Mix olive-green olive-green olive-green red yellow yellow orange
Red pale orange-red pale orange-red pale orange-red red almost white pink pink
Blue blue blue blue very pale blue white white almost white
Yellow orange orange orange pale yellow bright yellow bright yellow bright yellow

Teaching notes

Different dyes bond to fabrics in different ways.

Acid dyes contain acidic –CO2H and –SO3H groups which bond to the basic –NH groups in the amide linkages of wool, silk and nylon.

Direct dyes bond by hydrogen bonding and take well to cellulose-based fibres such as cotton, viscose and rayon which have many –OH groups.

Disperse dyes are not water-soluble. They exist in the dye-bath as a fine suspension (hence the name), and are absorbed as a solid solution by hydrophobic fabrics such as polyesters.

After the demonstration, students who have already studied the chemical structures of different types of fibre could be asked to predict the effects on other fabrics, for example on silk and nylon, which are polyamides like wool. They could also be asked to predict the effect of the dyes on a mixed fabric, such as cotton-polyester. They may now be able to offer a possible explanation for some odd effects in washing machine accidents, where labels and trim may emerge a different colour to the rest of the garment.

A diagram illustrating the structure of three different dyes, including direct red, disperse yellow and acid blue

Source: Royal Society of Chemistry

The structures of Direct red 23, Disperse yellow 7 and Acid blue 40 dyes

This demonstration could be followed up by various investigations, for example:

  1. Devising mixed dye-baths to produce different colours to the ones demonstrated using the chemical principles fabrics described above.
  2. Investigating the effect on the colours produced in different fabrics of:
    1. Mordants such as salt or alum – see CLEAPSS Hazcards HC047b and HC002B
    2. pH of the dye bath
    3. Time in the dye bath  
    4. Temperature of the dye bath
  3. How fast (resistant to washing out) are the dyes to a variety of treatments?

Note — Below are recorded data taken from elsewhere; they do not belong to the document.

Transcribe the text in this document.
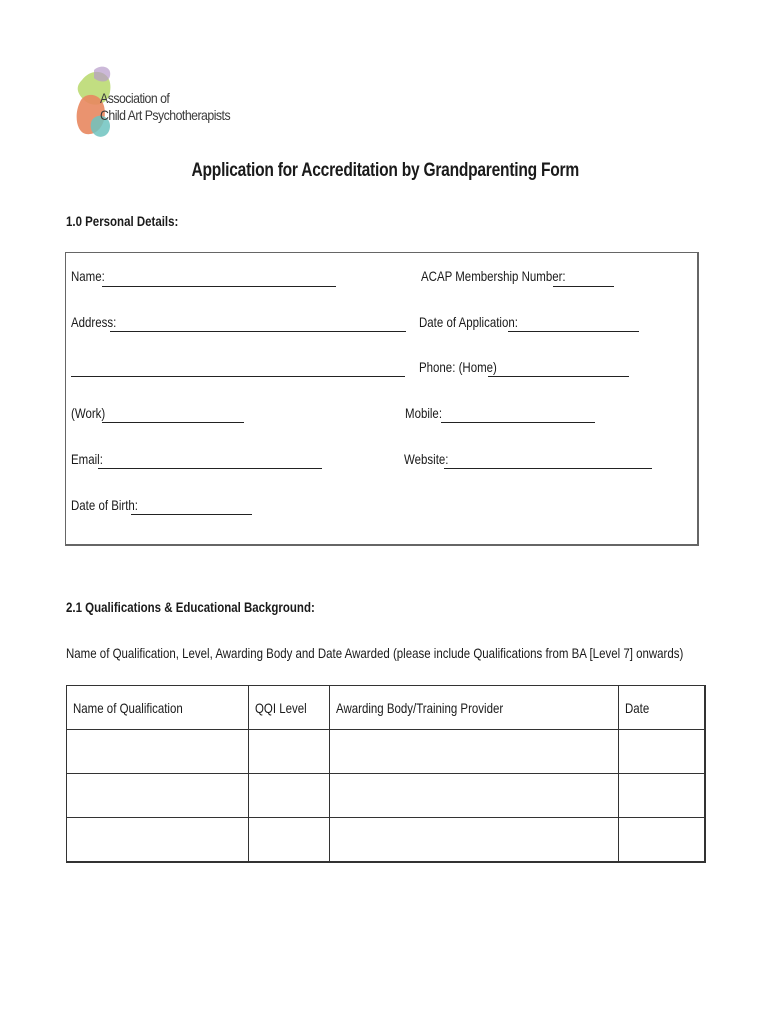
Association of
Child Art Psychotherapists
Application for Accreditation by Grandparenting Form
1.0 Personal Details:
Name:	ACAP Membership Number:
Address:	Date of Application:
Phone: (Home)
(Work)	Mobile:
Email:	Website:
Date of Birth:
2.1 Qualifications & Educational Background:
Name of Qualification, Level, Awarding Body and Date Awarded (please include Qualifications from BA [Level 7] onwards)
Name of Qualification	QQI Level	Awarding Body/Training Provider	Date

  • A good account of which types of dyes dye which fabrics is given in The essential chemical industry, p 42. University of York: The Chemical Industry Education Centre, 1989.
  • Kemtex Educational Supplies provide a range of information sheets about dyes and dyeing, and related processes such as transfer printing, as well as supplying a wide range of dyes to school Art and Design and Textile Departments. They also provide kits of dyes and fabrics for similar demonstrations.
  • The SHIPS Resource Center at the University of Minnesota provides a cross-curricular unit called ‘A Lesson to Dye For’, which also highlights investigative skills. The level of chemistry is not high, but the range of ideas is very wide, and teachers may find some useful ideas for follow-up work.